神性や天使のままでは魔力は毒になるのだ。信仰を失った神性や神に見放された天使は神力を手に入れられない、それでも生き長らえたければ魔力を消化できる悪魔に変わるしかない。
『……どうだ、気分は』
薄緑色の翅に黒い髑髏の模様が浮かぶ。
『腹が減っただろう、好きなだけ喰うといい』
サタンは自らの魔力を蝿に喰わせ続けた。しばらくすると蝿は横たわっていた身体を起こし、翅を震わせた。
『悪いが、妻はその姿が嫌いなようでな。人間に化けることは出来ないか?』
知能も戻った蝿はサタンの手に甘えるように舌を絡めている。
『バアル・ゼブルは豊穣神か……よし、ならばそれから分かたれた貴様は暴食の悪魔だ』
蝿の姿が歪み、翠の長い髪を持つ少年になる。それはバアルと全く同じ姿ではあったが、二対の翅と触角、それに複眼があった。

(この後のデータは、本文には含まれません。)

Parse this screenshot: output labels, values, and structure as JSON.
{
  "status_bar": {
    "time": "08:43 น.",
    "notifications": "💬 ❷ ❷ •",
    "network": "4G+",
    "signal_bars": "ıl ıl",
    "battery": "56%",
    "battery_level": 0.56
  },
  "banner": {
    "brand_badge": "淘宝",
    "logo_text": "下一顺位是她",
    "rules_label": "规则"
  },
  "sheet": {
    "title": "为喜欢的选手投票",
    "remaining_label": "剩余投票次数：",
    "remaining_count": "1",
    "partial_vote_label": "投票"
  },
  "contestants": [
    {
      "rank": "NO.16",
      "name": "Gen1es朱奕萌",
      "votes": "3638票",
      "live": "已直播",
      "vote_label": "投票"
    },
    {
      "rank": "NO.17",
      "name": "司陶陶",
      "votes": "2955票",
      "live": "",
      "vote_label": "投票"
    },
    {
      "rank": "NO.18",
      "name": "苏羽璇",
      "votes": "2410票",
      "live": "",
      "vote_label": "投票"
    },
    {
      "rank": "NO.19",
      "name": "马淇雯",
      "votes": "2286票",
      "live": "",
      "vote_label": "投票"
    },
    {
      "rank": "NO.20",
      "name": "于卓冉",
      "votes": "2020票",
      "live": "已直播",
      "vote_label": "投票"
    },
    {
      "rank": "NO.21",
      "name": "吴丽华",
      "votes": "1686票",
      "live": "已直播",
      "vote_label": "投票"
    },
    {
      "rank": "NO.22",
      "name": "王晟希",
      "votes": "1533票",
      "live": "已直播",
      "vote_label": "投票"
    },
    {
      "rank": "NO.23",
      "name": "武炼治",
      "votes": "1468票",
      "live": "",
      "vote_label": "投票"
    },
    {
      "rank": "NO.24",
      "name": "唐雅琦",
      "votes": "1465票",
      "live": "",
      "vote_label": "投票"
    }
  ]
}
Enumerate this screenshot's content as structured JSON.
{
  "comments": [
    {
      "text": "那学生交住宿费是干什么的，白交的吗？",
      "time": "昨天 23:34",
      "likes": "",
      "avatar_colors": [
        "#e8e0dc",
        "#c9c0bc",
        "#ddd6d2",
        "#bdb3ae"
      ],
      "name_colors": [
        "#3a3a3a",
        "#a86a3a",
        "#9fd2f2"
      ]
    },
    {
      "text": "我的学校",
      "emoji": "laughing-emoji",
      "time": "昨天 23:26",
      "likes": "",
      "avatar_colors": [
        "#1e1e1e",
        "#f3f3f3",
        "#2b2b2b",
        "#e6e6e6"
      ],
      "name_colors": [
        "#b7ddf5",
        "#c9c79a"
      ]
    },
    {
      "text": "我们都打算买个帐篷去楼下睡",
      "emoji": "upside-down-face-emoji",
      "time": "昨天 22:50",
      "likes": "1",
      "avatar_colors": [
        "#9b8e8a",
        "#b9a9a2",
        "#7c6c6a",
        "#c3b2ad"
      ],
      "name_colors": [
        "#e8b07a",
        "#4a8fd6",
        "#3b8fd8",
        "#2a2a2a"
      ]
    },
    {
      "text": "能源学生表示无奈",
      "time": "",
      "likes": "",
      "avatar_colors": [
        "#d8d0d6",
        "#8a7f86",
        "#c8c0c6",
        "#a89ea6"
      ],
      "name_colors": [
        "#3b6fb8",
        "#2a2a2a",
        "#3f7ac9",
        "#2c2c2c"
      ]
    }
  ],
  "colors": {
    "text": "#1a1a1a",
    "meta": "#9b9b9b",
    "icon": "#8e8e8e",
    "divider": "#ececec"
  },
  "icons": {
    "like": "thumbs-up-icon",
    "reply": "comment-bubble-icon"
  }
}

『ふむ、そうだな……バアル・ゼブルは男神だったな? ならば貴様は女だ』
サタンが頬と腰をひと撫ですると少年の身体が丸みを帯び、腰がくびれ、少女らしい身体になる。
『性器は……無いか。まぁ、必要無いだろう。貴様にある欲は食欲のみだ』
元は男神で悪魔は本来無性別。サタンが女体として作り替えたとしても、そう簡単に完全な女の身体にはならなかった。
『鬱陶しい髪だ、肩まであればいいな? 服は……そうだな、その翠髪に合わせて……だが邪魔はしないように、薄緑のドレスだ。よしよし可愛らしいぞ』
髪が肩の辺りの長さでぱつんと切れて落ち、飾り気のない薄緑色のワンピースが身体を包んだ。少女は困惑したように裾を持ち、不安そうに触角を揺らす。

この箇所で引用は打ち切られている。